HKSKH Anglicans are bound to approach any movement within the Anglican Communion towards the centralisation of power and governance with considerable reluctance and great caution.
That is, given the often difficult attitude of Chinese authorities to religion generally and to Protestantism in particular, and given the sensitivity of the Chinese authorities to any suggestion of outside control, there would be a significant risk that the Covenant could turn the Anglican Church in Hong Kong into an undesirable religious group from the authorities' perspective. This is not a good idea.

(HKSKH was recognised as a Province in 1998 - some of the earlier history is here - search for 'China')

Then what happened?
A year later, February 2009, as a response to the St Andrew's Draft, the Province sent a letter (pdf) making no criticisms of the Covenant.  It said,
Thank you for your letter of 1st September 2008, regarding the responses from the Provinces with respect to the St. Andrew's Draft for the Anglican Covenant.
After consulting widely with the bishops, clergy and laity of the Hong Kong Sheng Kung Hui in the dioceses and at provincial level, and then engaging in serious discussion and study in the Standing committee of the General Synod, the Committee has resolved to express our support in principle for the progress revealed in the content of the St. Andrew's Draft and our commitment to the continuing progress towards realization of a Covenant acceptable to the Anglican Communion at large.
The contrast is striking. The first document engaged forcefully with the key issues as seen from Hong Kong. The second sounds to me as if the Province was leant on and told that only positive responses were required. If not, then at the very least the letter of the 1st September (from Kenneth Kearon, then General Secretary of the Anglican Communion) had simply ignored their concerns.

Paul KwongArchbishop and
 
Primate of Hong Kong 
Either way the HKSKH committee could only go as far as supporting 'in principle' (i.e. with no further commitment) such unspecified progress as the next draft had made. The section on the acceptability of the Covenant to the communion at large could be read as acceptance of the will of the Communion expressed through majority vote; it could equally be saying the each province should have a veto.

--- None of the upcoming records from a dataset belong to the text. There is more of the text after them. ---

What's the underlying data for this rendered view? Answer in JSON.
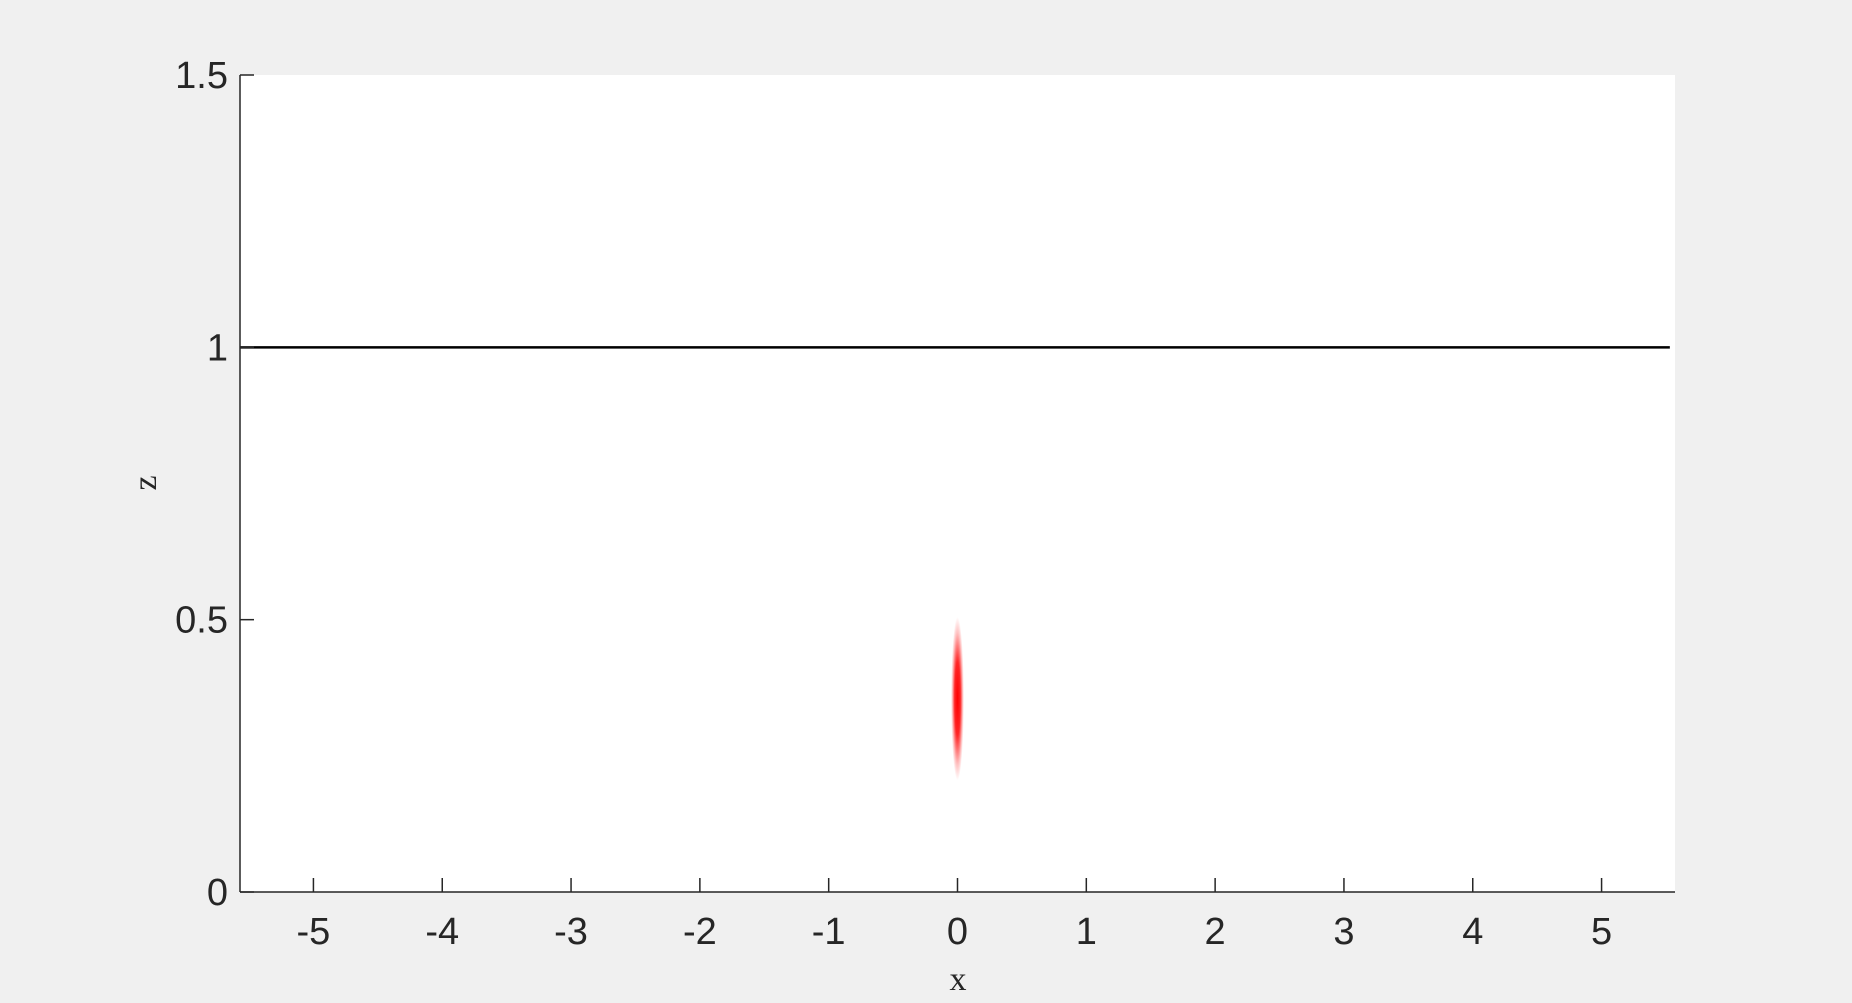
{
  "chart_data": {
    "type": "heatmap",
    "title": "",
    "xlabel": "x",
    "ylabel": "z",
    "xlim": [
      -5.57,
      5.57
    ],
    "ylim": [
      0,
      1.5
    ],
    "xticks": [
      -5,
      -4,
      -3,
      -2,
      -1,
      0,
      1,
      2,
      3,
      4,
      5
    ],
    "xtick_labels": [
      "-5",
      "-4",
      "-3",
      "-2",
      "-1",
      "0",
      "1",
      "2",
      "3",
      "4",
      "5"
    ],
    "yticks": [
      0,
      0.5,
      1,
      1.5
    ],
    "ytick_labels": [
      "0",
      "0.5",
      "1",
      "1.5"
    ],
    "grid": false,
    "line": {
      "z": 1,
      "x_range": [
        -5.57,
        5.53
      ],
      "color": "#000000"
    },
    "blob": {
      "x": 0,
      "z_center": 0.355,
      "z_range": [
        0.2,
        0.5
      ],
      "x_halfwidth": 0.05,
      "color": "#ff0000"
    },
    "colors": {
      "axes_bg": "#ffffff",
      "figure_bg": "#f0f0f0",
      "axis": "#262626"
    }
  }
}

After that comes complete radio silence. Because much of the website is in Chinese and Google only seems willing to translate certain pages, I can't be absolutely sure. But that's what it feels like: certainly there were no more official responses to subsequent Covenant drafts.

What does it matter now?
Things have moved on and the Covenant has been revised. The threat that the Primates would be all-powerful has been removed.

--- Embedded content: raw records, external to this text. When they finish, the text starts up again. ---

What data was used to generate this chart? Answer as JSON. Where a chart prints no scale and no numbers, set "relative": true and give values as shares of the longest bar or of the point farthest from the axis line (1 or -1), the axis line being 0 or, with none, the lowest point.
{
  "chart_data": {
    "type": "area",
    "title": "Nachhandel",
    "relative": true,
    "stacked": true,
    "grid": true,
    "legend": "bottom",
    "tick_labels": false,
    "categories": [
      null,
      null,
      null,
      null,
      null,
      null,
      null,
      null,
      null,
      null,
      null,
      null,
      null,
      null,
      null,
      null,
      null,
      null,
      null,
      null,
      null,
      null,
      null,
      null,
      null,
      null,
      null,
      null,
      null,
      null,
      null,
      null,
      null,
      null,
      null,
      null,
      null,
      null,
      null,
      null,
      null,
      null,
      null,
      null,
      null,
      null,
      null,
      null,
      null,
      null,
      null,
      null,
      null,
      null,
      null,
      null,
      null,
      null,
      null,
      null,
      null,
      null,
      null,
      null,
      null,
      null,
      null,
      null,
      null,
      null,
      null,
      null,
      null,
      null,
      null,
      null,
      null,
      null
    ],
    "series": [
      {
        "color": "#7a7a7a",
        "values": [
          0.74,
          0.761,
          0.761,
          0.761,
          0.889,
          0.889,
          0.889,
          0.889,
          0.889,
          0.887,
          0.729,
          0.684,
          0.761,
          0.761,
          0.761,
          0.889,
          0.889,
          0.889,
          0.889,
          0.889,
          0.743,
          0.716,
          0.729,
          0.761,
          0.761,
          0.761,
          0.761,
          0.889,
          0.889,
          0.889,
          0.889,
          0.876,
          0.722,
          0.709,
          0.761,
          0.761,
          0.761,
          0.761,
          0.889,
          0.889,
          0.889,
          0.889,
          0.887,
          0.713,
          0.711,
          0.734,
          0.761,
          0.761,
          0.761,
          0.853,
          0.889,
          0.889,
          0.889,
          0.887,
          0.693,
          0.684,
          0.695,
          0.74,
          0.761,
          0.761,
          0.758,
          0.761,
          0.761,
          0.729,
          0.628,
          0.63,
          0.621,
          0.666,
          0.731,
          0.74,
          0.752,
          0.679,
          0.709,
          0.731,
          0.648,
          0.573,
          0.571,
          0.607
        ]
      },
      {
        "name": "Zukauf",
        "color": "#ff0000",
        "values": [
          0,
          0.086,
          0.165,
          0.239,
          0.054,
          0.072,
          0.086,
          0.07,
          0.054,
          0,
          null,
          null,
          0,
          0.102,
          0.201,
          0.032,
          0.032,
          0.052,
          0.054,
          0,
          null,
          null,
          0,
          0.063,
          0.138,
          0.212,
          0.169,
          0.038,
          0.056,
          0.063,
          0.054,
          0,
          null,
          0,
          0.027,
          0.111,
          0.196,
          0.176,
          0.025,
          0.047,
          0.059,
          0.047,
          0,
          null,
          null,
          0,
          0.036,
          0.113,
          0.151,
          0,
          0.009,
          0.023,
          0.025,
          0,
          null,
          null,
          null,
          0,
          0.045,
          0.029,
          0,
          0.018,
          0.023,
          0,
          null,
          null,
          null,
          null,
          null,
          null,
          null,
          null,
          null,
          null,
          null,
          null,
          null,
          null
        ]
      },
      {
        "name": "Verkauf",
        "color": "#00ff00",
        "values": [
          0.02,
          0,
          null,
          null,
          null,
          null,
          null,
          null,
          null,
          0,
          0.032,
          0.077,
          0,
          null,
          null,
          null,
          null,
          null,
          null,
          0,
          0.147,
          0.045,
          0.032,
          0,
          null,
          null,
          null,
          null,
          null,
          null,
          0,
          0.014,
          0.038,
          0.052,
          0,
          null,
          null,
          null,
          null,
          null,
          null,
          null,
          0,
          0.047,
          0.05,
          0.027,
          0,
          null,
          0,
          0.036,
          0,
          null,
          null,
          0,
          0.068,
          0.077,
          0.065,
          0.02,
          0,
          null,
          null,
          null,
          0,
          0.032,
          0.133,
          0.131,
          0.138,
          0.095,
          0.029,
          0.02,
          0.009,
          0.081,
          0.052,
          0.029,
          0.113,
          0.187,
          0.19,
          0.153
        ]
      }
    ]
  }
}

But I think several aspects of this story are still relevant:

  • The willingness to discount the considered views of a province, apparently because they didn't accord with the view of those driving the Covenant project, is indicative of a single-minded, blinkered and institutionally deaf commitment to one particular vision for the Communion.
  • The apparent willingness to risk jeopardising any province's relationship with its State or, indeed, to dismiss or marginalise such a real possibility, is unforgivable. 
  • The lack of concern for a smaller province indicates that what was important to the Covenant Design Group was not inclusion but Anglican power politics.
  • Critical voices were never accorded the respect of an answer. Key criticisms (the Covenant's centralisation, new powers and punitiveness, for example) have been ignored, dismissed as simply wrong, or generalised out of existence, but there has been never been any serious official engagement with critics. 

In the end it will be the words on paper that count if the Covenant is ever passed. Its history will be forgotten by all except a few academics. But the words and their implementation express not only the considered judgment of its drafters but also the manner in which it went about its work. In this case that manner was either bullying or dismissive or both.

Now, I don't know, I wasn't there, and official sources aren't telling. Perhaps I've got this all wrong - I am very willing to be corrected on the basis of better information - and to apologise publicly. But although I'm certain there's a lot more detail and more nuance to the story, I suspect I'm right about the core issues.